Efraim Halevy at JPost Annual Conference .
(photo credit: MARC ISRAEL SELLEM)
The time has come for Israel to speak to Hamas, and there is likelihood that the next Defense Minister, Avigdor Liberman, will be the one to do so, according to former Mossad Chief Efraim Halevy.
Speaking at the Jerusalem Post Conference in New York City on Sunday, Halevy said “the leadership of Hamas knows they have no chance of destroying Israel. Now is the time to talk to Hamas and I wouldn’t be surprised if Liberman is the one to do this.”
Halevy argued that Israel doesn’t need to fear the influence of Iran over Hamas, saying “Hamas is no longer linked to Iran; they are adrift from Iran and looking for ways to reach out to Israel.”
Halevy’s statements about Hamas came shortly after he asserted that that he believes Israel “is indestructible” and that there are no existential threats facing Israel, not from Hamas in the south or Hezbollah in the north, and that the only existential threat facing the country is the loss of its Jewish majority.
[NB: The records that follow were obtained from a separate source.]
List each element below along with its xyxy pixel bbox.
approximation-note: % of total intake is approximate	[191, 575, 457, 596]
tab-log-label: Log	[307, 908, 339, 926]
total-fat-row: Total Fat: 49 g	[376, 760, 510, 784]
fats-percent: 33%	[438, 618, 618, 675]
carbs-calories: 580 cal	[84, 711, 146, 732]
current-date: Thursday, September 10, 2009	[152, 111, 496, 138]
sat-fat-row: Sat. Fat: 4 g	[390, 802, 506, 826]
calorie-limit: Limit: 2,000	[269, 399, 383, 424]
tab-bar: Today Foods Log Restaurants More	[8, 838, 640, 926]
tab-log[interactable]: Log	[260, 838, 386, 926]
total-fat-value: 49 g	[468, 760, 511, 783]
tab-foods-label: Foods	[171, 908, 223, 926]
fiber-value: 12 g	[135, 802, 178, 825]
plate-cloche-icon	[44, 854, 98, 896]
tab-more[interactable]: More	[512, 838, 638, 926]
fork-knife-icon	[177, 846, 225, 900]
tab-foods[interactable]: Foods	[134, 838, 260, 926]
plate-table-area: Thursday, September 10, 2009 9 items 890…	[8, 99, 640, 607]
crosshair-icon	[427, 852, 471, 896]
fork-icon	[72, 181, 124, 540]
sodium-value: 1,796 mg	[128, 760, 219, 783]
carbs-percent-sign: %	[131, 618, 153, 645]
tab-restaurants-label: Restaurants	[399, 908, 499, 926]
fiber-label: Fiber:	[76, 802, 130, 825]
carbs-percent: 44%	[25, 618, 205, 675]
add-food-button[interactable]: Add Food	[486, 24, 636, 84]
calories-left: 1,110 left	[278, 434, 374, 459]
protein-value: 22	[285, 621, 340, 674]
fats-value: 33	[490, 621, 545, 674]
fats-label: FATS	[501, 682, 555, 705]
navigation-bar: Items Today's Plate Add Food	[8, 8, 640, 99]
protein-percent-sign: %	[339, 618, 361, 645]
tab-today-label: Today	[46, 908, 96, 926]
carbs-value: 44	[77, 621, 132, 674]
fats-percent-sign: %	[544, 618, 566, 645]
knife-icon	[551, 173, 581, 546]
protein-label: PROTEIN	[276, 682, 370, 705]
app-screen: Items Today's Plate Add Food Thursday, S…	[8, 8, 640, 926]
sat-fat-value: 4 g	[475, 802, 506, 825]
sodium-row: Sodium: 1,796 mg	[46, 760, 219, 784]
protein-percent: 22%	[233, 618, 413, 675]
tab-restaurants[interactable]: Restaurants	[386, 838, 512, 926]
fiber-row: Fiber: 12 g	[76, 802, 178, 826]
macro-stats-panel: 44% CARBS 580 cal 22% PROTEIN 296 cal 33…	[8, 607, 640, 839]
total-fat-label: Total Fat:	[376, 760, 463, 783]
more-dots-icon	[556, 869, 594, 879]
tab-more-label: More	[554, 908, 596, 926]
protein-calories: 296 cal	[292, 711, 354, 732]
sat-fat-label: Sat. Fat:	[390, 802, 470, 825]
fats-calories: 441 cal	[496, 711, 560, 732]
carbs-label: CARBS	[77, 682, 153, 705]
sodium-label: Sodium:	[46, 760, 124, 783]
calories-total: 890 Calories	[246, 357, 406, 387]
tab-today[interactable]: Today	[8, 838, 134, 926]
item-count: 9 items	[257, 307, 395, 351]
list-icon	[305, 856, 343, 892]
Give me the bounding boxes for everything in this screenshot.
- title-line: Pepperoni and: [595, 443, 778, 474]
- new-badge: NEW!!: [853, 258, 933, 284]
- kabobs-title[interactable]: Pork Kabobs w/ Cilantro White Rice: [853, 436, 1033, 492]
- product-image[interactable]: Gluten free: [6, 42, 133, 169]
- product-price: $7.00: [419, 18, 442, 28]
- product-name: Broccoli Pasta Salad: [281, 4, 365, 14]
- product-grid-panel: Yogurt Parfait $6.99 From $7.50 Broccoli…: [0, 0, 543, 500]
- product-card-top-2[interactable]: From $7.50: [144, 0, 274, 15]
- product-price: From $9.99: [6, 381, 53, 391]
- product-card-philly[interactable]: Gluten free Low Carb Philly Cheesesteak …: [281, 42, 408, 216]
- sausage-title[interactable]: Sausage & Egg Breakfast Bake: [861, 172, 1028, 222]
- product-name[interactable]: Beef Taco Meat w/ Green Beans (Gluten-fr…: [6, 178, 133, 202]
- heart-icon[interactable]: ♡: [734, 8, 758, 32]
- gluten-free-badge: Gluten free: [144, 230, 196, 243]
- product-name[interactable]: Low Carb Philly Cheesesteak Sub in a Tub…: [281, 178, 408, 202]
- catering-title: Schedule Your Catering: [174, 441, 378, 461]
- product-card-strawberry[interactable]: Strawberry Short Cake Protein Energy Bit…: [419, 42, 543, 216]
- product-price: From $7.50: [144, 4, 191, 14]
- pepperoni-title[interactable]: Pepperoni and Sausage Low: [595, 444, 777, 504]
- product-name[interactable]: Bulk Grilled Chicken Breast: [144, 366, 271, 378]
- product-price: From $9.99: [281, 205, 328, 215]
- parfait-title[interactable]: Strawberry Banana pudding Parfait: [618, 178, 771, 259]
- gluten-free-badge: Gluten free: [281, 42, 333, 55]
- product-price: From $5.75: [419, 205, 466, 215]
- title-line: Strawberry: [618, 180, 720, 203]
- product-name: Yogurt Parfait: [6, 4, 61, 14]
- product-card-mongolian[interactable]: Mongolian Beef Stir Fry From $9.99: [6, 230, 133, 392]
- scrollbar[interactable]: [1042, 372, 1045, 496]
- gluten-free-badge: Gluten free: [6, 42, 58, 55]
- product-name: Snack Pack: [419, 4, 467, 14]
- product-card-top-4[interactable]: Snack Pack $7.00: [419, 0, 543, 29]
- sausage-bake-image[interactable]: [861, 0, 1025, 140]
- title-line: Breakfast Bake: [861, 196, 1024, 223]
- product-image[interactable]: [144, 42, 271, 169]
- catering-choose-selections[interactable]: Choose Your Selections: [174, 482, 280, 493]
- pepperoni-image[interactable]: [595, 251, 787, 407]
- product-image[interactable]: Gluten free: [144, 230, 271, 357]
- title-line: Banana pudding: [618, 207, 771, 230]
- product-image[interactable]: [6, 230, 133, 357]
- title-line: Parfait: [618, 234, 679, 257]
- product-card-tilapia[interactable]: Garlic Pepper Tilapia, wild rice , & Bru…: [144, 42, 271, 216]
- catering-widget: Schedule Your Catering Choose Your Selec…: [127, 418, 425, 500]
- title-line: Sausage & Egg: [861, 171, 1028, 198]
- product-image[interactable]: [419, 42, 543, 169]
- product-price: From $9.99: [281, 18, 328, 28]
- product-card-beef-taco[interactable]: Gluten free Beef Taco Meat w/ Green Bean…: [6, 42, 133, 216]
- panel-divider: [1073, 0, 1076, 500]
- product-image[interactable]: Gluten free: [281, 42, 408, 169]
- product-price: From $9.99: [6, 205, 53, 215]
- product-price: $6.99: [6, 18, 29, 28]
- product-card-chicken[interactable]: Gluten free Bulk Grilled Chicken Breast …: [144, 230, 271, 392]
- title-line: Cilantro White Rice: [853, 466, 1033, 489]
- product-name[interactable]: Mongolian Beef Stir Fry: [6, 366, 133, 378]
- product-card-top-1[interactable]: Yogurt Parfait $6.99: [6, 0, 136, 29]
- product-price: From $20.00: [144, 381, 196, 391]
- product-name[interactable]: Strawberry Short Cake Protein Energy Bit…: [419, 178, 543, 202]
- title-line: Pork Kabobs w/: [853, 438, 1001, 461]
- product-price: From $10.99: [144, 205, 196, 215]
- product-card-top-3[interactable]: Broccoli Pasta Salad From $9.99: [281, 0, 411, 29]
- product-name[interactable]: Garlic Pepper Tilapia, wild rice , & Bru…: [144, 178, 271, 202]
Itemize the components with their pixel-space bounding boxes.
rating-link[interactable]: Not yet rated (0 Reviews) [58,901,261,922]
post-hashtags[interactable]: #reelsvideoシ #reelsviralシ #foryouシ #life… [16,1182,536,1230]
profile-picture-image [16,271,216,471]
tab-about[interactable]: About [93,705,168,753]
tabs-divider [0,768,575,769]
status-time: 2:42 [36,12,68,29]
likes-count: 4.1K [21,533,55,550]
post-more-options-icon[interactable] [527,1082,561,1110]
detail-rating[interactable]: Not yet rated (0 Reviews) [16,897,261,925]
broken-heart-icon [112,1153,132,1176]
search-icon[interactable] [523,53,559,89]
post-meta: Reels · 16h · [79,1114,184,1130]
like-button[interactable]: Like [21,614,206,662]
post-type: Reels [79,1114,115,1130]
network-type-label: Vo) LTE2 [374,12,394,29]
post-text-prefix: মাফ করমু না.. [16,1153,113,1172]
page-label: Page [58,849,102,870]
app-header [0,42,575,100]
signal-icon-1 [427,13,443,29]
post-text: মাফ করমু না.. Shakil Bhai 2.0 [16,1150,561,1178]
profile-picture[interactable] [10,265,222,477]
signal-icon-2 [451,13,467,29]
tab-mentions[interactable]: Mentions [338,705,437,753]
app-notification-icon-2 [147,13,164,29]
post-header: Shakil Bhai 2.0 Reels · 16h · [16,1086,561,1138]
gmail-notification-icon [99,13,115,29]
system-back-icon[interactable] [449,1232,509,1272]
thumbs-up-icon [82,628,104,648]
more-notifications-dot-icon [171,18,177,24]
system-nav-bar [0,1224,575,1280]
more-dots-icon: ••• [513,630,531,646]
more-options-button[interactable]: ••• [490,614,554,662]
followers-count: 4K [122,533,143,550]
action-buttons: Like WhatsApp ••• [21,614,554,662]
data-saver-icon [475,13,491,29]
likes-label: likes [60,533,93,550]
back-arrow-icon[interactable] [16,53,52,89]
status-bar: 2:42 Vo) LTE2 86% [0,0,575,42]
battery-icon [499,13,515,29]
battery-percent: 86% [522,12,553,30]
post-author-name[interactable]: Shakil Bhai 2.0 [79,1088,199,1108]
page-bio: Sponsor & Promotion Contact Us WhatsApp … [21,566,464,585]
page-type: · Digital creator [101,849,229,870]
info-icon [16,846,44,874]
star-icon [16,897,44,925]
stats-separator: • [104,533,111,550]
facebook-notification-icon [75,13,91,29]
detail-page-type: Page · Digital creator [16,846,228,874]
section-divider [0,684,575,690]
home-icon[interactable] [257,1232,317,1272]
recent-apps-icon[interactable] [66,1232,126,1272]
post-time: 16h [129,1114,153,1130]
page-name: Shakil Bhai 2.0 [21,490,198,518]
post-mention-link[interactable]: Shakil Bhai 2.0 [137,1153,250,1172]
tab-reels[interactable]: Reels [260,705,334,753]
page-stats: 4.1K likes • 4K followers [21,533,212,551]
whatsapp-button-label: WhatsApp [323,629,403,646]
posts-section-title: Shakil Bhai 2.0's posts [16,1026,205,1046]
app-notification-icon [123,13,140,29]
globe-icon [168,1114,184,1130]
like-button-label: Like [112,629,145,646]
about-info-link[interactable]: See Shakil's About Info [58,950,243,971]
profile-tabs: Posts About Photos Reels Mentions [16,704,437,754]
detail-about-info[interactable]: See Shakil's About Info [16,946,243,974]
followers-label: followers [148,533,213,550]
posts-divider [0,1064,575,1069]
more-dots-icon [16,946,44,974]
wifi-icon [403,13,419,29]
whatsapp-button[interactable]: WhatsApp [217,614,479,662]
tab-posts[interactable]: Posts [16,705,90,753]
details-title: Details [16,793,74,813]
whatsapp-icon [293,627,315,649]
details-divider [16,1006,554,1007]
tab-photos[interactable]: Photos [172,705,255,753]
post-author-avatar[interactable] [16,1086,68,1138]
Halevy’s comments on the panel ran counter to those made by former IDF Chief of Staff Gabi Ashkenazi, who said that “I don’t think we can talk to Hamas, Hamas do not recognize Israel. They are an enemy state and we should treat them as an enemy.”
He added that “this doesn’t mean we can’t ease the pressure on the population and I think we have to assist them as far as we can, but we cannot compromise with terror.”
The panel discussion was entitled “Does the world have an answer to Islamic terror?”, and also featured Likud MK Dr. Anat Berko, a former IDF Lieutenant Colonel and lecturer or security issues, as well as Malcolm Hoenlein, the executive vice chairman of the Conference of Presidents of Major American Jewish Organizations, and Caroline Glick, Jerusalem Post deputy managing editor.
Berko said during her comments that she believes that jihadists have a duda
that drives their enthusiasm for political violence, using a street Hebrew term that describes an addict’s craving for drugs.
“They have a very familiar mindset to junkies, a duda, the compulsive feeling of a drug addict who wants his next fix. They are thinking about everything that is forbidden in this world.”
She also said that in order to fight terror, “we must stop with this PC [political correctness] and tell the truth, don’t try to put it in a nice way or you miss the way to define the enemy.”
Though the discussion was meant to tackle the war on terror, Ashkenazi was also asked about recent shakeups in Israeli politics, including the resignation of Defense Minister Moshe Ya'alon and the expectation that Avigdor Liberman will take his post and how that could affect Israel’s ties with the United States.
“I think that [former foreign minister] Mr. Liberman has demonstrated as foreign minster a pragmatic approach in his relationship with the United States. I think the relationship is deep rooted in both defense establishments and I would not be worried about the nature of this relationship or the depth of understanding.”
Ashkenazi, seen as a possible national political figure in the near future, said when asked by Jerusalem Post
Editor in Chief Yaakov Katz about his plans only that “you’ll do your job I’ll do mine.”